R is a statistical programming language well suited for data wrangling and analysis. For many data preparation steps we need to remove data columns. In many languages we achieve this by selecting the columns we want to keep, or using a specific functions such .drop()
from Python’s pandas package.
With R we can also achieve this using negative selection. Similar to the .drop()
method we can specify the values, columns, or rows that we want to remove. In the case of vectors we use the square bracket notation and place a minus sign before the index we want removed. If want multiple indices removed we place the minus sign before the vector with the indices.
1
2
3
4
var <- c("a", 2, "words", 123.964)
print(var[-3]) # [1] "a" "2" "123.964"
print(var[-c(3, 4)]) # [1] "a" "2"
For dataframes indices indicate rows and columns. Thus in a similar fashion as above we can remove the unwanted data. With the bracket notation Be aware that with negative selection you will remove the entire row and column if both are given, not just a specific value in the dataframe.
1
2
3
4
5
6
7
8
9
10
11
12
name <- c("Jon", "Bill", "Maria", "Ben", "Tina")

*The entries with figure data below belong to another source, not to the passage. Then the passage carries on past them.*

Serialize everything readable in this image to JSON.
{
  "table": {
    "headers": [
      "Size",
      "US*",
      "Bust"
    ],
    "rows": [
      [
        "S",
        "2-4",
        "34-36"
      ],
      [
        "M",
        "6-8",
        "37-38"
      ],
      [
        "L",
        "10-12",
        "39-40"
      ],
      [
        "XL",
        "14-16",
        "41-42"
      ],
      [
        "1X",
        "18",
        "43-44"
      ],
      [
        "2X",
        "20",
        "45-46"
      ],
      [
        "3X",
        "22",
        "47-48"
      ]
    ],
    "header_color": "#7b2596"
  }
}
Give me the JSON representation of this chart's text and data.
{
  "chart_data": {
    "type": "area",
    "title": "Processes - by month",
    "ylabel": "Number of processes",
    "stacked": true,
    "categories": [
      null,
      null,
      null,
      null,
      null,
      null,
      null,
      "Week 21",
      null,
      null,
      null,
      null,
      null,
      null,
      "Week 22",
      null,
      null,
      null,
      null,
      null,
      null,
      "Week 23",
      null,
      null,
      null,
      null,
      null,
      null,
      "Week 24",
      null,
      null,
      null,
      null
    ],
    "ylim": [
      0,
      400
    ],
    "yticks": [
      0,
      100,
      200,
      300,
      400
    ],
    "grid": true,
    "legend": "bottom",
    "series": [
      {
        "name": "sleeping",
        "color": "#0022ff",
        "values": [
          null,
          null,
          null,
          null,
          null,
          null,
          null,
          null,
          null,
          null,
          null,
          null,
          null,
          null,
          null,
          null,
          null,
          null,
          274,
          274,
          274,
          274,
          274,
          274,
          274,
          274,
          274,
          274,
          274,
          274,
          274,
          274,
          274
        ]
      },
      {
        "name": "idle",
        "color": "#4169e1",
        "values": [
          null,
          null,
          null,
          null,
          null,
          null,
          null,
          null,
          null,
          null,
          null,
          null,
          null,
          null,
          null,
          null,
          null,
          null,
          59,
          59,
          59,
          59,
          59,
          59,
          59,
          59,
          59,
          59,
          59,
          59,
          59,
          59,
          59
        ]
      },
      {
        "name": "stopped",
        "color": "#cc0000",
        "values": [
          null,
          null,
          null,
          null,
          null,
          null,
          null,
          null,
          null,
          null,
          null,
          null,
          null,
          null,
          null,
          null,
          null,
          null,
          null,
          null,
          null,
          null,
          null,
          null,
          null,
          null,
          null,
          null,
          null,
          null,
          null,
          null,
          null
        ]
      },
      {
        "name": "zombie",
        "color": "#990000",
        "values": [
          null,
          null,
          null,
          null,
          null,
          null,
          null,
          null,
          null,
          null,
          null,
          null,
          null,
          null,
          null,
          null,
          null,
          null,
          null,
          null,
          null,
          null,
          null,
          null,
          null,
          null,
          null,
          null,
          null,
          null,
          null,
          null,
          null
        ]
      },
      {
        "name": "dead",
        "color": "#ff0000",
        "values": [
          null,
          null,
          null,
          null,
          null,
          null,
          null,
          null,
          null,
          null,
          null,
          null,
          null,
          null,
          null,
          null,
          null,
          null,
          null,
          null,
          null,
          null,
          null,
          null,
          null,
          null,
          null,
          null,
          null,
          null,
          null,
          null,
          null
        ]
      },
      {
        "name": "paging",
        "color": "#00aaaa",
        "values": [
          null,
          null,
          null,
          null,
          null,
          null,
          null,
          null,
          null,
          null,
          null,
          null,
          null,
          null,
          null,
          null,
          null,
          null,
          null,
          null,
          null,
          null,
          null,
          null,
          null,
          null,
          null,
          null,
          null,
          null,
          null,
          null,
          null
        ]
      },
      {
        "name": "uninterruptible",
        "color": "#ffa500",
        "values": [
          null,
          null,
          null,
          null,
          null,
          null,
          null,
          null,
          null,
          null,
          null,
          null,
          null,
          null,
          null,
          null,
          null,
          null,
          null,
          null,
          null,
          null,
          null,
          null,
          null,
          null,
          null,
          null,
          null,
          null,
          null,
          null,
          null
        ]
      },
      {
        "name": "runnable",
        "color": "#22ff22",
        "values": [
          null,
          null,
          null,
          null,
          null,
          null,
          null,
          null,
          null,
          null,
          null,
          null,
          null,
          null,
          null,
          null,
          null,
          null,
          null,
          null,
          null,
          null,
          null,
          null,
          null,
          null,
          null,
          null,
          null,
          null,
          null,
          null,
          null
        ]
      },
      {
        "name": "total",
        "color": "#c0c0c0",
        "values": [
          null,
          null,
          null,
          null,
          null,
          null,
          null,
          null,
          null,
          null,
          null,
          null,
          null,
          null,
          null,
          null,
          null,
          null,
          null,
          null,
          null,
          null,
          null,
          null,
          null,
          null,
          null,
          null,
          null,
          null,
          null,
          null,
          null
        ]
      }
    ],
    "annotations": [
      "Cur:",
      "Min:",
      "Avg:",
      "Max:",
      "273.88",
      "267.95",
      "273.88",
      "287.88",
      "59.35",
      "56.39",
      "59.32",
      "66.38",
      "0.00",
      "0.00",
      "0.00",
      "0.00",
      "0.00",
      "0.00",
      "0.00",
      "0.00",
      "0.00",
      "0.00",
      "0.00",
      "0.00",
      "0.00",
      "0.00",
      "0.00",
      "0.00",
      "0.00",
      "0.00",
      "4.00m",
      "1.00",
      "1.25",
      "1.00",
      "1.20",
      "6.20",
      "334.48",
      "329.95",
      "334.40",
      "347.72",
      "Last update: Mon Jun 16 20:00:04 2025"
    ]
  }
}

sex <- c("Male", "Male", "Female", "Male", "Female")
age <- c(23, 41, 32, 58, 26)
df <- data.frame(name, sex, age)
print(df[,-1])
# sex age
# 1 Male 23
# 2 Male 41
# 3 Female 32
# 4 Male 58
# 5 Female 26
The same can be achieved through the dplyr
package, which is part of the tidyverse. This allows us to easily use negative selections with the names of the columns instead of indices. For negative selection to work properly with dplyr the names need to be wrapped in a vector as shown in the example below.
1
2
3
4
5
6
7
8
9
10
11
12
13
14
library(dplyr)
name <- c("Jon", "Bill", "Maria", "Ben", "Tina")
sex <- c("Male", "Male", "Female", "Male", "Female")
age <- c(23, 41, 32, 58, 26)
df <- data.frame(name, sex, age)
print(df %>% select(-c(name)))
# sex age
# 1 Male 23
# 2 Male 41
# 3 Female 32
# 4 Male 58
# 5 Female 26
Through negative selection it is possible to reduce the amount of code needed. Simply by using the negative instead of the positive. Negative selection is an easy but powerful tool. It is a great way to make your code more readable, and also save yourself unnecessary typing.